We recover by not fighting but accepting the symptoms for the time being. As Beevee once said here 'Learn to live with anxiety and you'll be able to live without it.'
Thank you Jeff. I’ve been feeling so so amazing the last few months but I’ve had a huge set back recently with the anxiety intrusive thoughts. I don’t have the social anxiety or the heath anxiety just real bad intrusive thoughts then I have the anxiety attack with them. I’m numb today. Trying so hard to accept them but my gosh they are so scary and the fear because of them is unreal. I keep reminding myself to float though then. That I’ve come so far and it is only the anxiety. Today it isn’t helping me much. I too am a Dr Claire Weekes fan. A fan or yourself and Beevs too. You both have helped me so much in the past.
Miss-P74, setbacks can be disappointing but four steps forward and one step back is still progress. Just practice what you know, the acceptance and the floating, and don't expect results by tea time, and your nerves will lose this temporary re-sensitivity and the intrusive thoughts will fade. I hope you resume your recovery soon.
Thank you Jeff. I appreciate you’re time. I really do. It just feels like I’m going round in circles. I am doing everything possible and I am not expecting speedy results just some peace within my head at times like this. Thanks again Jeff. I’m getting back to meditation and Dr Weekes recovery process.
My anxiety disorder is inherited so I will never be free of it entirely but using the late Claire Weekes' method of acceptance I keep free from major episodes and feel normal 95% of the time.
Wow! Your words are so inspiring. I am going to try and resist fighting my emotions and reactions, I tend to overreact and overthink, I am definitely going to try and stay calm and will think of all what you have said. Very wise words, thank you.
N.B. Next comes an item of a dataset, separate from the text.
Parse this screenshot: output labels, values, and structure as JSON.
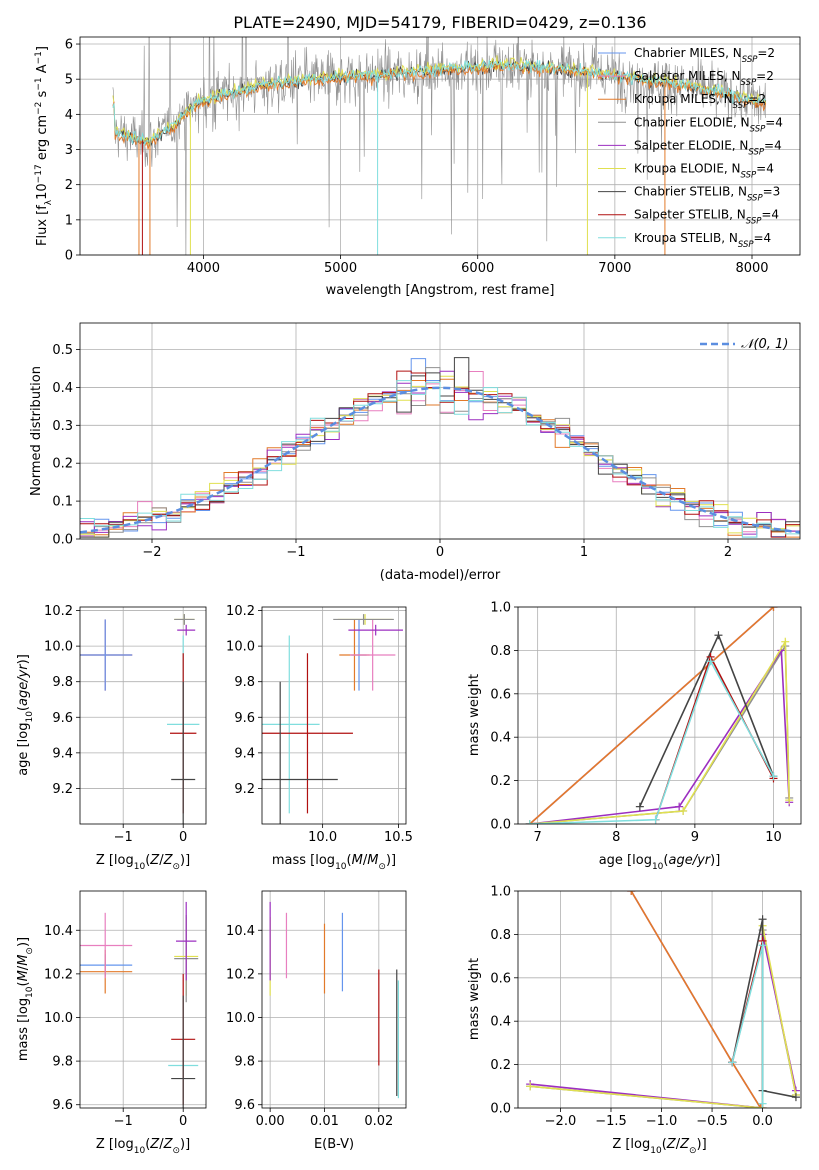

Nothing I write is original, AZ1970, I repeat the words and methods already written down over 50 years ago by the late Australian psychiatrist Claire Weekes who developed the acceptance method for respite and recovery. In recent years alone her books have been reader reviewed by 1,600 people on the UK and US versions of Amazon. 90% rated her method either Very Good or Excellent and her main book 'Self help for your nerves' is on its 40th reprint. In the US the same book is titled 'Hope and help for your nerves'.